ZeCoRx – Zero Copy Receive
An optimized receive path for Virtual Machines served by virtio
In the KVM hypervisor, incoming packets from the network must pass through several objects in the Linux kernel before being delivered to the guest VM. Currently, both the hypervisor and the guest keep their own sets of buffers on the receive path. For large packets, the overall processing time is dominated by the copying of data from hypervisor buffers to guest buffers.
Some Linux network drivers support zero-copy on transmit (tx) messages. Zero-copy tx avoids the copy of data between VM guest kernel buffers and host kernel buffers, thus improving tx latency. Buffers in a VM guest kernel for a virtualized NIC are passed through the host device drivers and DMA-d directly to the network adapter, without an additional copy into host memory buffers. Since the tx data from the VM guest is always in-hand, it is quite straight-forward to map the buffer for DMA and to pass the data down the stack to the network adapter driver.
Zero-copy for receive (rx) messages is not yet supported in Linux. A number of significant obstacles must be overcome in order to support zero-copy for rx. Buffers must be prepared to receive data arriving from the network. Currently, DMA buffers are allocated by the low-level network adapter driver. The data is then passed up the stack to be consumed. When rx data arrives, it is not necessarily clear a-priori for whom the data is designated. The data may eventually be copied to VM guest kernel buffers. The challenge is to allow the use of VM guest kernel buffers as DMA buffers, at least when we know that the VM guest is the sole consumer of a particular stream of data.
One solution that has been tried is page-flipping, in which the page with the received data is mapped into the memory of the target host after the data has already been placed in the buffer. The overhead to perform the page mapping is significant, and essentially negates the benefit we wanted to achieve by avoiding the copy (Ronciak, 2004). Our solution requires the introduction of several interfaces that enable us to communicate between the high and low level drivers to pass buffers down and up the stack, when needed. We also need to deal with the case when insufficient VM guest buffers have been made available to receive data from the network.
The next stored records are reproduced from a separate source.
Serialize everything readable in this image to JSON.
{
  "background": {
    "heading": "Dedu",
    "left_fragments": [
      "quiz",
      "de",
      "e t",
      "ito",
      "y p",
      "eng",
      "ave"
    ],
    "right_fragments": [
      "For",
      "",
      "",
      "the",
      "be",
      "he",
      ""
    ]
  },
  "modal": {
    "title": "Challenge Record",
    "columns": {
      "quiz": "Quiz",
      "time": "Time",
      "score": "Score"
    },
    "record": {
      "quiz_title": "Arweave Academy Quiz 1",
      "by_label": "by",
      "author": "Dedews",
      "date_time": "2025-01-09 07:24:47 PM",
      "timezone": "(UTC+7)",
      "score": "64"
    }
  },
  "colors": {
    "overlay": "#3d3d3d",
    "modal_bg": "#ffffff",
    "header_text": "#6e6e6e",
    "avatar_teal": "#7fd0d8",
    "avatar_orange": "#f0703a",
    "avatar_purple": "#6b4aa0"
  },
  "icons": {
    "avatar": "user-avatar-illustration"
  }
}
Expected performance benefits of the proposed solution are such that ZeCoRx technology will be able to achieve general case IO performance similar to that of VMs served by direct assignment methods while allowing full span of virtualization benefits similarly to VMs served by widespread virtualization methods.
ZeCoRx technology has been published at several opportunities throughout 2017. First, in May the design published as an extended abstract and a poster at SYSTOR’17. Then the team held a specialized BoF session at the Linux Plumbers Conference in September. In October, the feature was presented at KVM Forum to Linux developers community. At all occasions, there was community and industry interest that have brought about fruitful liaisons and collaboration opportunities.
Soon after the design was finalized around May 2017, the feature went to implementation by the IBM MIKELANGELO team with the goal to validate the architecture. During this phase multiple technical obstacles were discovered and resolved. The first stable working prototype was ready in December 2017, competing the architectural validation for the ZeCoRx technology. The team is now working on performance validation. For this, we are stabilizing and tuning the implementation so the technology can be evaluated through a thorough performance evaluation plan the team has put together. The next step will be creating and upstreaming community patches so the technology can be put into use. In parallel with the upstreaming work, we plan a quality scientific publication to share the lessons learned and the results with the academic community. Upon community acceptance, we plan to popularize the feature in developer events. For this we are creating sufficient documentation, e.g. tutorials, man pages and usage guides. At the moment this material is available in MIKELANGELO deliverables and will be published after performance validation and upstreaming.